Following on from our earlier experiences, we’ve continued to add to our little collection of board games; and I’m now a regular tyre-kicker at the Wargames Supply shop not far from work. It’s a pretty nerdy1 shop (I once thought some besuited chaps were re-enacting an episode of the IT Crowd in there—EIFFEL TOWER!—but no, they REALLY WERE playing a role-playing game in public!) but the staff are nice and there’s a great range of board games.
Anyway, I’ve picked up a couple new ones from there in the last few months, and they’ve both met with success.
The first is one called Buccaneer, which I got for the kids. We all like it.
In this game you are of course, a Pirate/Buccaneer/Seeräuber (depending on which edition of this game you find – there are three different named versions) attacking ships as they come into port. Yes, you’re a land-based pirate.

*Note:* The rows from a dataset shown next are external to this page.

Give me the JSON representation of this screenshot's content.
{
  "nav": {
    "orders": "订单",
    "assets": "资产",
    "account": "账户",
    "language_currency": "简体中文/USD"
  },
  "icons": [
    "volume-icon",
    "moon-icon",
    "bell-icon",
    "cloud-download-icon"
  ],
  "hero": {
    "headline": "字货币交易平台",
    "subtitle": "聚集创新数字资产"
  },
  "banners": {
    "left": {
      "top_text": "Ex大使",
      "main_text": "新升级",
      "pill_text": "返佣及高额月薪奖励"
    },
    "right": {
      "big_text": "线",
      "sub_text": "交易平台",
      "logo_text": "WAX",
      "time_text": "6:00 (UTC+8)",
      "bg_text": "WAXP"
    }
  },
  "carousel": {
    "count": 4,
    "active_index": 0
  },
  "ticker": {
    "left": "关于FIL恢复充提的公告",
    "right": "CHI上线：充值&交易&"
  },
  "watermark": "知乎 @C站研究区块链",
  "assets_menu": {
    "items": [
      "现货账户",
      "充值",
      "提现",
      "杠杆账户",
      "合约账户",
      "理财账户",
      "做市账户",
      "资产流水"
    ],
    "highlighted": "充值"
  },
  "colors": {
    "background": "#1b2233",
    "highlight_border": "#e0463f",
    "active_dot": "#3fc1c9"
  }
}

But in order to take a ship (here represented by a lovely card) you have to assemble as many crew as the ship requires (in the case above, three). Each player has five pieces representing crew members, each with a different value. You crew up by choosing a crew member from some other player, stacking one of your crew members on top of one of their crew members or stacked crew members. Around the table in turn players stack up crews, taking the stacks of others too, until they have a large enough crew in one of their own stacks to take the ship that’s in play.
But! There’s a slight twist: the ship taken, you now have to pay off your pirate crew. And paying out those couple of captains that you forgot were at the bottom of the stack has just wiped out your profits…!

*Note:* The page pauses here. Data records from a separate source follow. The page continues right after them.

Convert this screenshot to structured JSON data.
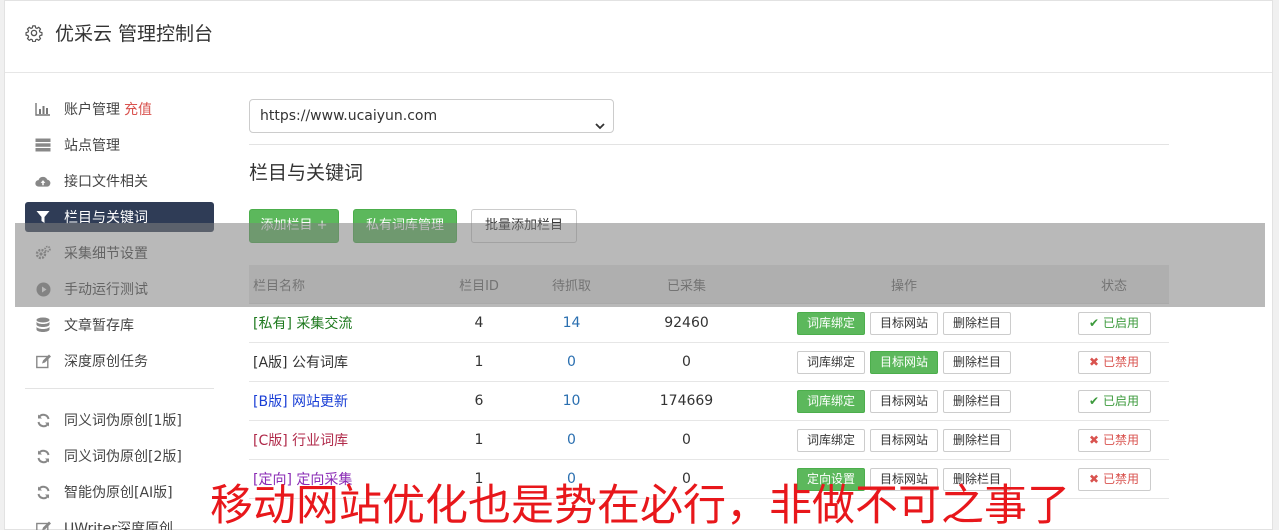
{
  "header": {
    "title": "优采云 管理控制台"
  },
  "sidebar": {
    "items": [
      {
        "label": "账户管理",
        "extra": "充值",
        "icon": "bar-chart-icon"
      },
      {
        "label": "站点管理",
        "icon": "server-icon"
      },
      {
        "label": "接口文件相关",
        "icon": "cloud-upload-icon"
      },
      {
        "label": "栏目与关键词",
        "icon": "filter-icon",
        "active": true
      },
      {
        "label": "采集细节设置",
        "icon": "cogs-icon"
      },
      {
        "label": "手动运行测试",
        "icon": "play-circle-icon"
      },
      {
        "label": "文章暂存库",
        "icon": "database-icon"
      },
      {
        "label": "深度原创任务",
        "icon": "edit-icon"
      }
    ],
    "items2": [
      {
        "label": "同义词伪原创[1版]",
        "icon": "refresh-icon"
      },
      {
        "label": "同义词伪原创[2版]",
        "icon": "refresh-icon"
      },
      {
        "label": "智能伪原创[AI版]",
        "icon": "refresh-icon"
      },
      {
        "label": "UWriter深度原创",
        "icon": "edit-icon"
      }
    ]
  },
  "main": {
    "site_select": "https://www.ucaiyun.com",
    "section_title": "栏目与关键词",
    "buttons": {
      "add": "添加栏目 +",
      "private_lib": "私有词库管理",
      "batch_add": "批量添加栏目"
    },
    "table": {
      "headers": {
        "name": "栏目名称",
        "id": "栏目ID",
        "pending": "待抓取",
        "collected": "已采集",
        "ops": "操作",
        "state": "状态"
      },
      "rows": [
        {
          "tag": "[私有]",
          "name": "采集交流",
          "id": "4",
          "pending": "14",
          "collected": "92460",
          "op1": "词库绑定",
          "op2": "目标网站",
          "op3": "删除栏目",
          "state": "已启用"
        },
        {
          "tag": "[A版]",
          "name": "公有词库",
          "id": "1",
          "pending": "0",
          "collected": "0",
          "op1": "词库绑定",
          "op2": "目标网站",
          "op3": "删除栏目",
          "state": "已禁用"
        },
        {
          "tag": "[B版]",
          "name": "网站更新",
          "id": "6",
          "pending": "10",
          "collected": "174669",
          "op1": "词库绑定",
          "op2": "目标网站",
          "op3": "删除栏目",
          "state": "已启用"
        },
        {
          "tag": "[C版]",
          "name": "行业词库",
          "id": "1",
          "pending": "0",
          "collected": "0",
          "op1": "词库绑定",
          "op2": "目标网站",
          "op3": "删除栏目",
          "state": "已禁用"
        },
        {
          "tag": "[定向]",
          "name": "定向采集",
          "id": "1",
          "pending": "0",
          "collected": "0",
          "op1": "定向设置",
          "op2": "目标网站",
          "op3": "删除栏目",
          "state": "已禁用"
        }
      ]
    }
  },
  "overlay_caption": "移动网站优化也是势在必行，非做不可之事了",
  "colors": {
    "accent_green": "#5cb85c",
    "active_nav": "#2f3c56",
    "danger": "#d9534f",
    "banner_red": "#e8171b"
  }
}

And so, after all the ships have been taken, you count up the gold (there’s a few bonuses as well) and see who has won.
R₂ (7) in particular likes this game—the pirate aspect is a winner—but B₂ (10) is a bit of a fan too, and can beat her parents on a regular basis. It also, like many of these German style games, doesn’t take a heck of a long time to play. So WIN all round.

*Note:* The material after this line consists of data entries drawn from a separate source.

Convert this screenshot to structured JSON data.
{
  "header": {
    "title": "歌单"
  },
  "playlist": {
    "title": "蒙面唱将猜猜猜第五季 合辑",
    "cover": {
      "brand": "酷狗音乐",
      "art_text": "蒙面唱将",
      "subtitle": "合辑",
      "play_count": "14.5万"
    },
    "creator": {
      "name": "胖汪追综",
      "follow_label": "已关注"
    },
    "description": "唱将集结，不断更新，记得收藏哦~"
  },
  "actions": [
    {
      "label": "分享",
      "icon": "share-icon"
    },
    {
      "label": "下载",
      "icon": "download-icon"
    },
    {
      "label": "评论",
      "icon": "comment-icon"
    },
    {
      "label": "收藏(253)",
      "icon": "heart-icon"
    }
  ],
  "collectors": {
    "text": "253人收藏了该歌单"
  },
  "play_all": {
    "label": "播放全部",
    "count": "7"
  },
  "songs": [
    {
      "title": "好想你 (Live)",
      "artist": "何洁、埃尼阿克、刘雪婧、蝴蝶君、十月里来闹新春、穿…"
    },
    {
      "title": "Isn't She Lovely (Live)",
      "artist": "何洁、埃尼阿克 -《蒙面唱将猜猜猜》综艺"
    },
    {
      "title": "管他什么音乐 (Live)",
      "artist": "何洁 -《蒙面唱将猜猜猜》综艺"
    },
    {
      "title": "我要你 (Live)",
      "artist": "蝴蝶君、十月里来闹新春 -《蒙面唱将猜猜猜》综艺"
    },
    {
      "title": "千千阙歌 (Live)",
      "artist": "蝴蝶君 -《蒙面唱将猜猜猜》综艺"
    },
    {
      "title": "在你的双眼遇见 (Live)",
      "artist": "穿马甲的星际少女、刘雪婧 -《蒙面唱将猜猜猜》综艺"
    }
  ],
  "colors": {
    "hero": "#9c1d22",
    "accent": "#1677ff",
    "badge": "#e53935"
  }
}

The next game I have developed something of an obsession with. It’s Race For The Galaxy, a card game. You’re trying to build a galactic civilisation out of cards (surely doomed to failure, right?); each card representing one of those science fictional ideas like colony ships; lost alien artefacts of power; space marines; planets with different kinds of export and import requirements etc etc; but also more prosaic and possibly more-likely-to-exist-in-the-future ones like interstellar banks and export duties.
You have a hand of cards; you build by placing cards from your hand into your tableau in front of you. Placement carries a cost (in discards); different types of cards can only be placed in different game phases. There are five phases: Explore, Develop; Settle; Trade; Consume, and Produce; cards in your tableau affect your actions positively or negatively in each phase… well I could go on, but suffice to say that the rules are complex, at least in the first few plays (something that has been known to put more than a few people off it) but it is completely worth persisting with, in my opinion.
Despite this complexity R. and I can cut out a game in about half an hour now. The nice thing is that we’re evenly matched as well (though I’ve had to forgo the extra practice I could have gotten on one of the several online versions of the game, so that we stay evenly matched2) which makes the whole thing pretty interesting.
The complexity also ensures that there are a number of winning strategies that can be followed. Victory can be had by placing lots of cards really quickly; by setting up an economy that generates lots of cash; by taking lots of planets using military; by strategic placement of the six-cost development meta-cards (e.g., you might be able to place an Alien Tech Institute card, which gives you two and in some cases three points for every Alien card in your tableau, thus making explicit the value to your civilisation of specialisation in that particular technology or cultural idea). Or by any combination of these and more.
So not only is the outcome uncertain, the strategies we both use are unpredictable as well. I like this level of variation a lot.
It’s also a game that lends itself well to analysis. Having noted some people on Board Game Geek who have been tracking all their games played, scores, and Start Planets (the initial card in your tableau is a randomly-chosen-out-of-a-special-series planet that sometimes informs the sort of strategies you should pursue) I’ve been tracking mine using a Google Spreadsheet and graphing the results. There’ll be an excuse for tedious analysis once I build up the number of my games.
And finally, there’s also a solitaire variant where the mechanical opponent is tracked via means of a scorecard. I find this version very hard to defeat, though I don’t play it very often.
I’ve not come across a game before that’s so thoughtfully put together, and so replayable3. I’m pretty sure I’ll be playing this for years; others have clocked up thousands of plays. And if the base game starts to pale, there’s the three expansions4.
Definitely the find of the year for me.
1 Pot / Kettle, etc etc.
2 I’m assuming that I would get better than R. and stay ahead of her if I was to practise more – and that might not be true. She’s too damned smart on puzzles and games.
4 The first of which has the solo variant.